Com relação a área ambiental, a relevância do compliance criminal é tão grande em vista das infrações penais impostas pela Lei n° 9.605/98, que podem gerar uma persecução criminal contra a pessoa jurídica.

Nesse sentido, o art. 46 da Lei de Crimes Ambientais impõe como infração penal, receber ou adquirir para fins comerciais ou industriais, madeira, lenha e outros produtos de origem vegetal, sem licença do vendedor.

Neste caso, o compliance criminal entra para avaliar não só os próprios riscos, mas também os riscos da relação com fornecedores, colaboradores e investidores.

Já com relação as empresas que tem como atividade a participação em licitações e contratos públicos, a empresa deve observar as regras estabelecidas pela Lei 12.529/2011 – Lei de Defesa da Concorrência, que estabelece infrações penais em relação ordem econômica, licitações, associação criminosa ou organização criminosa.

A função do compliance criminal neste caso, é para que seja evitado eventuais fraudes nas licitações que venham a prejudicar a Fazenda Pública (art. 96, inciso V, Lei n° 8.666/93), ou seja, a empresa deve criar regras para não ocorram fraudes nos processos de licitações, como por exemplo, o funcionário da empresa de alguma forma torna mais onerosa a proposta ou a execução do contrato.

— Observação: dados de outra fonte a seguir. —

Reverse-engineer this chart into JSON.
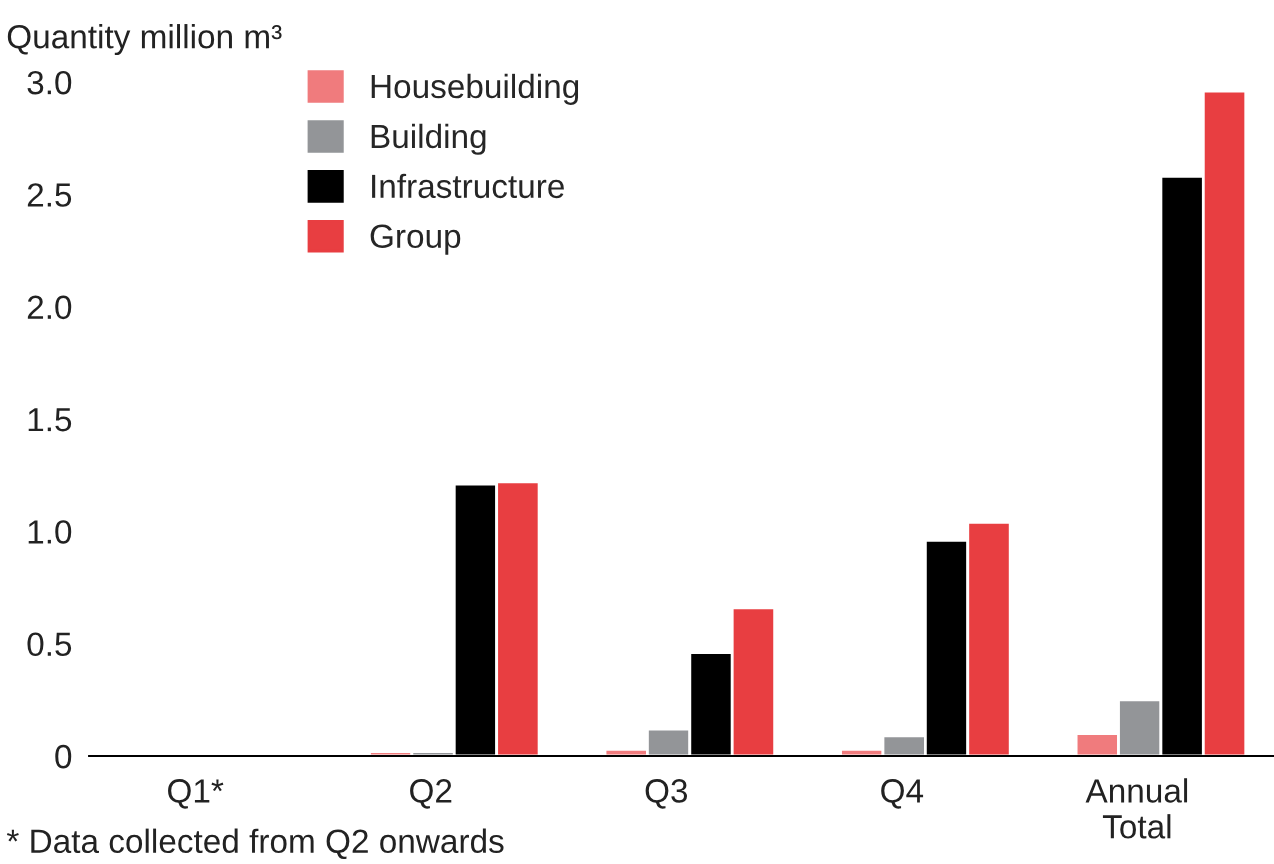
{
  "chart_data": {
    "type": "bar",
    "ylabel": "Quantity million m³",
    "categories": [
      "Q1*",
      "Q2",
      "Q3",
      "Q4",
      "Annual\nTotal"
    ],
    "series": [
      {
        "name": "Housebuilding",
        "color": "#f07b7d",
        "values": [
          null,
          0.02,
          0.03,
          0.03,
          0.1
        ]
      },
      {
        "name": "Building",
        "color": "#939598",
        "values": [
          null,
          0.02,
          0.12,
          0.09,
          0.25
        ]
      },
      {
        "name": "Infrastructure",
        "color": "#000000",
        "values": [
          null,
          1.21,
          0.46,
          0.96,
          2.58
        ]
      },
      {
        "name": "Group",
        "color": "#e83e41",
        "values": [
          null,
          1.22,
          0.66,
          1.04,
          2.96
        ]
      }
    ],
    "ylim": [
      0,
      3.0
    ],
    "yticks": [
      {
        "value": 0,
        "label": "0"
      },
      0.5,
      {
        "value": 1,
        "label": "1.0"
      },
      1.5,
      {
        "value": 2,
        "label": "2.0"
      },
      2.5,
      {
        "value": 3,
        "label": "3.0"
      }
    ],
    "grid": false,
    "legend": "top",
    "annotations": [
      "* Data collected from Q2 onwards"
    ]
  }
}
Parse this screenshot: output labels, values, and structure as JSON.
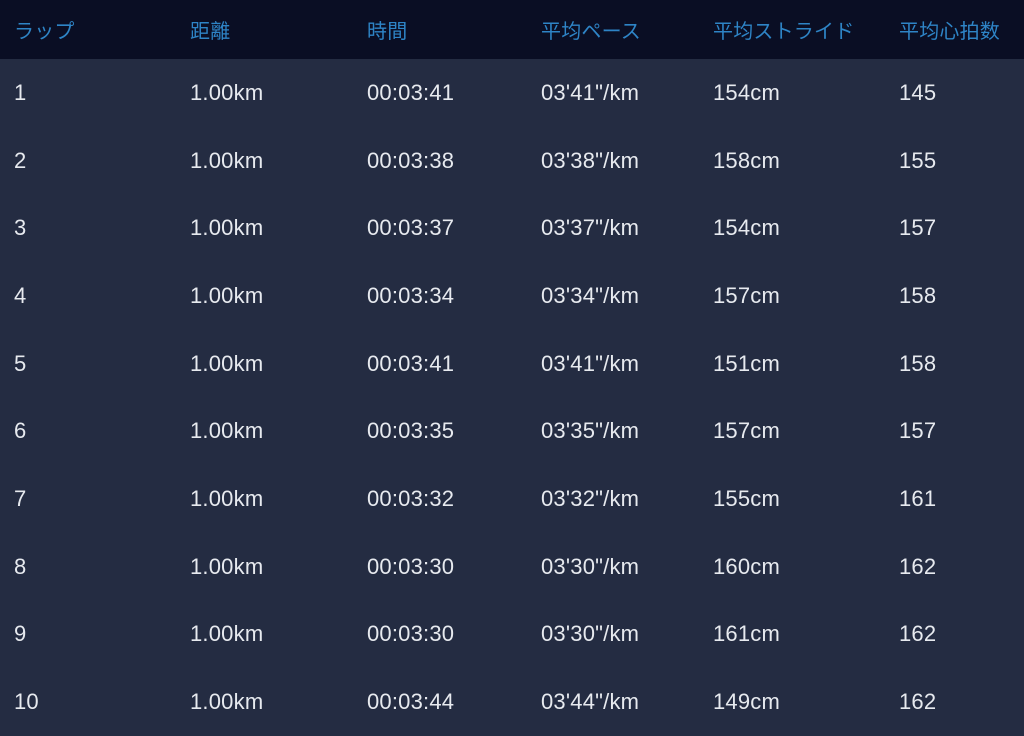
{
  "table": {
    "columns": [
      {
        "key": "lap",
        "label": "ラップ"
      },
      {
        "key": "distance",
        "label": "距離"
      },
      {
        "key": "time",
        "label": "時間"
      },
      {
        "key": "avg_pace",
        "label": "平均ペース"
      },
      {
        "key": "avg_stride",
        "label": "平均ストライド"
      },
      {
        "key": "avg_heart_rate",
        "label": "平均心拍数"
      }
    ],
    "rows": [
      [
        "1",
        "1.00km",
        "00:03:41",
        "03'41\"/km",
        "154cm",
        "145"
      ],
      [
        "2",
        "1.00km",
        "00:03:38",
        "03'38\"/km",
        "158cm",
        "155"
      ],
      [
        "3",
        "1.00km",
        "00:03:37",
        "03'37\"/km",
        "154cm",
        "157"
      ],
      [
        "4",
        "1.00km",
        "00:03:34",
        "03'34\"/km",
        "157cm",
        "158"
      ],
      [
        "5",
        "1.00km",
        "00:03:41",
        "03'41\"/km",
        "151cm",
        "158"
      ],
      [
        "6",
        "1.00km",
        "00:03:35",
        "03'35\"/km",
        "157cm",
        "157"
      ],
      [
        "7",
        "1.00km",
        "00:03:32",
        "03'32\"/km",
        "155cm",
        "161"
      ],
      [
        "8",
        "1.00km",
        "00:03:30",
        "03'30\"/km",
        "160cm",
        "162"
      ],
      [
        "9",
        "1.00km",
        "00:03:30",
        "03'30\"/km",
        "161cm",
        "162"
      ],
      [
        "10",
        "1.00km",
        "00:03:44",
        "03'44\"/km",
        "149cm",
        "162"
      ]
    ]
  },
  "colors": {
    "header_background": "#0a0e24",
    "body_background": "#242c42",
    "header_text": "#2e84c6",
    "body_text": "#e7eaef"
  }
}
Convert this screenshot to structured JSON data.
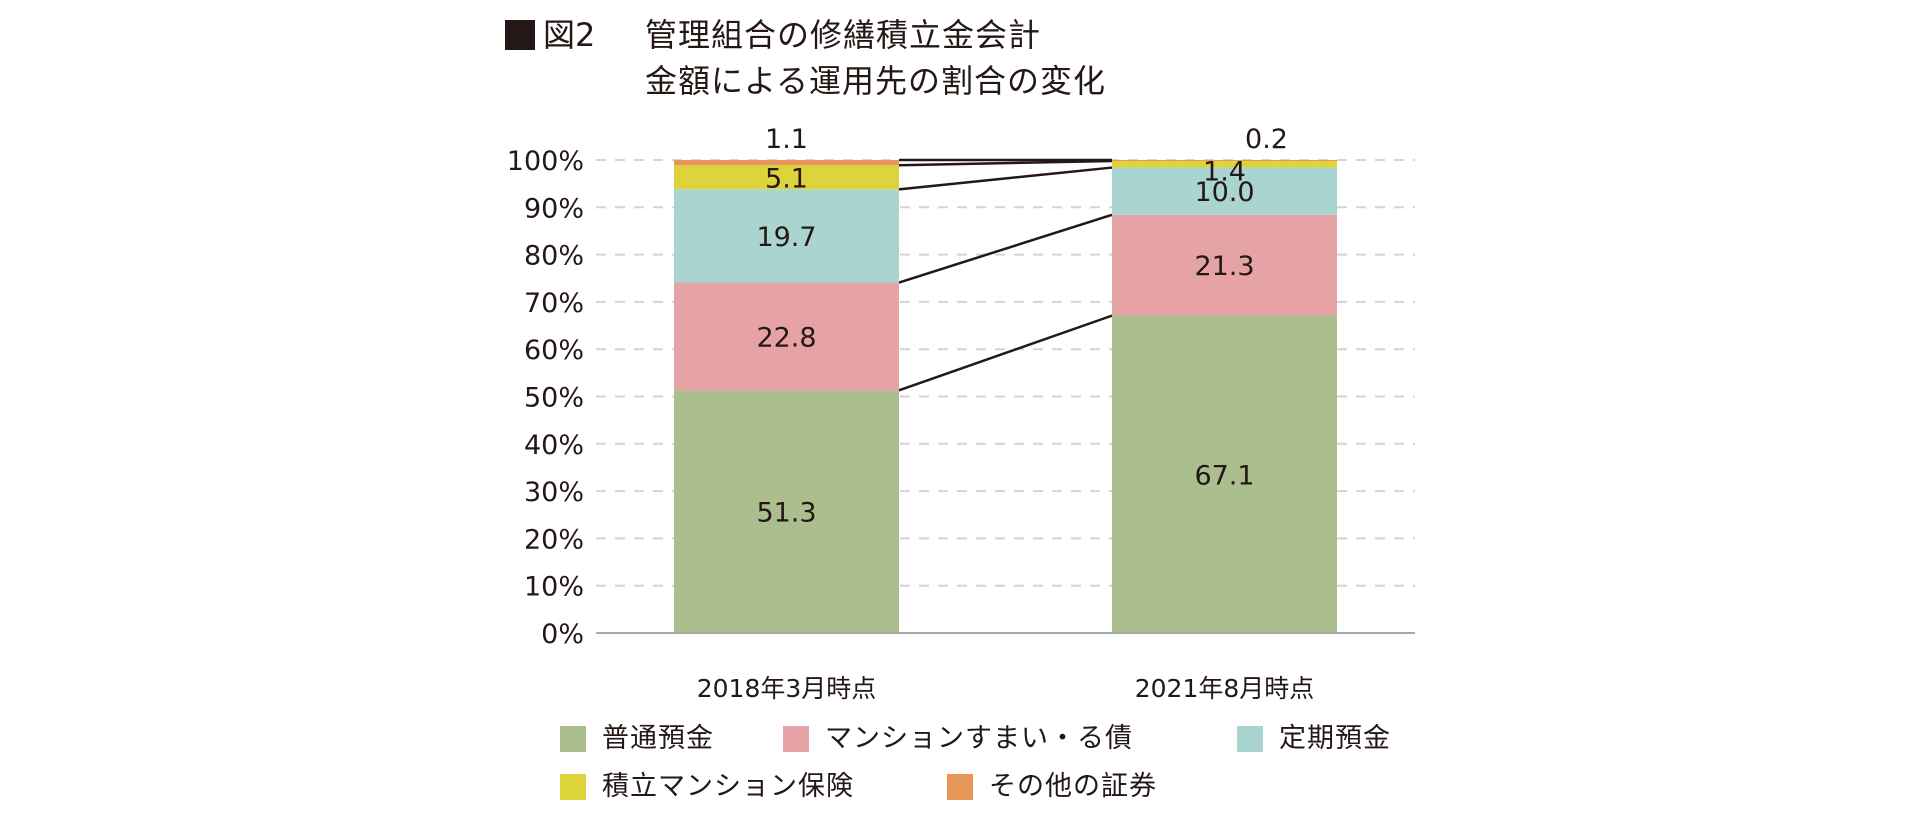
{
  "title": {
    "figure_number": "図2",
    "line1": "管理組合の修繕積立金会計",
    "line2": "金額による運用先の割合の変化"
  },
  "chart_data": {
    "type": "bar",
    "stacked": true,
    "title": "管理組合の修繕積立金会計 金額による運用先の割合の変化",
    "categories": [
      "2018年3月時点",
      "2021年8月時点"
    ],
    "series": [
      {
        "name": "普通預金",
        "color": "#ABBE8E",
        "values": [
          51.3,
          67.1
        ]
      },
      {
        "name": "マンションすまい・る債",
        "color": "#E5A3A6",
        "values": [
          22.8,
          21.3
        ]
      },
      {
        "name": "定期預金",
        "color": "#A9D4D0",
        "values": [
          19.7,
          10.0
        ]
      },
      {
        "name": "積立マンション保険",
        "color": "#DCD43A",
        "values": [
          5.1,
          1.4
        ]
      },
      {
        "name": "その他の証券",
        "color": "#E8965A",
        "values": [
          1.1,
          0.2
        ]
      }
    ],
    "data_labels": [
      [
        "51.3",
        "22.8",
        "19.7",
        "5.1",
        "1.1"
      ],
      [
        "67.1",
        "21.3",
        "10.0",
        "1.4",
        "0.2"
      ]
    ],
    "yticks": [
      "0%",
      "10%",
      "20%",
      "30%",
      "40%",
      "50%",
      "60%",
      "70%",
      "80%",
      "90%",
      "100%"
    ],
    "ylim": [
      0,
      100
    ],
    "xlabel": "",
    "ylabel": "",
    "grid": true,
    "connector_lines": true,
    "legend_position": "bottom"
  },
  "legend": [
    {
      "label": "普通預金",
      "color": "#ABBE8E"
    },
    {
      "label": "マンションすまい・る債",
      "color": "#E5A3A6"
    },
    {
      "label": "定期預金",
      "color": "#A9D4D0"
    },
    {
      "label": "積立マンション保険",
      "color": "#DCD43A"
    },
    {
      "label": "その他の証券",
      "color": "#E8965A"
    }
  ]
}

Ainda é indispensável o programa de compliance criminal criar um conjunto de regras e condutas com base na Lei 8.137/90 que define os crimes contra ordem tributária, econômica e contra as relações de consumo.

A importância é tão grande pois se determinado funcionário comete um crime tributário por exemplo, e a empresa não tem um programa preventivo de compliance criminal, toda a responsabilidade vai recair para os sócios ou diretores.

Nesse sentido, o programa de compliance será necessário para evitar todos esses transtornos, dessa forma, é necessário que exista uma regulamentação ou regimento interno dentro da empresa que verse sobre atos ilícitos praticados por funcionários.

Ainda, além de toda prevenção interna que o compliance criminal irá proporcionar, a imagem da empresa perante ao setor público estará bem vista caso ocorram eventuais atos ilícitos sejam cometidos, a empresa terá respaldo no artigo 7º, inciso VIII, da Lei 12.846/2013, e ainda, se colaborar com as investigações poderá ser formulado o acordo de leniência que tem como objetivo a “suavização” da pena caso a empresa colabore com as investigações.

Portanto, os programas de compliance criminal são indispensáveis hoje nas grandes empresas tendo em vista que conformidade com os dispositivos legais, e que de alguma forma, controlem as atividades e sobre tudo para prevenir eventuais persecuções criminais.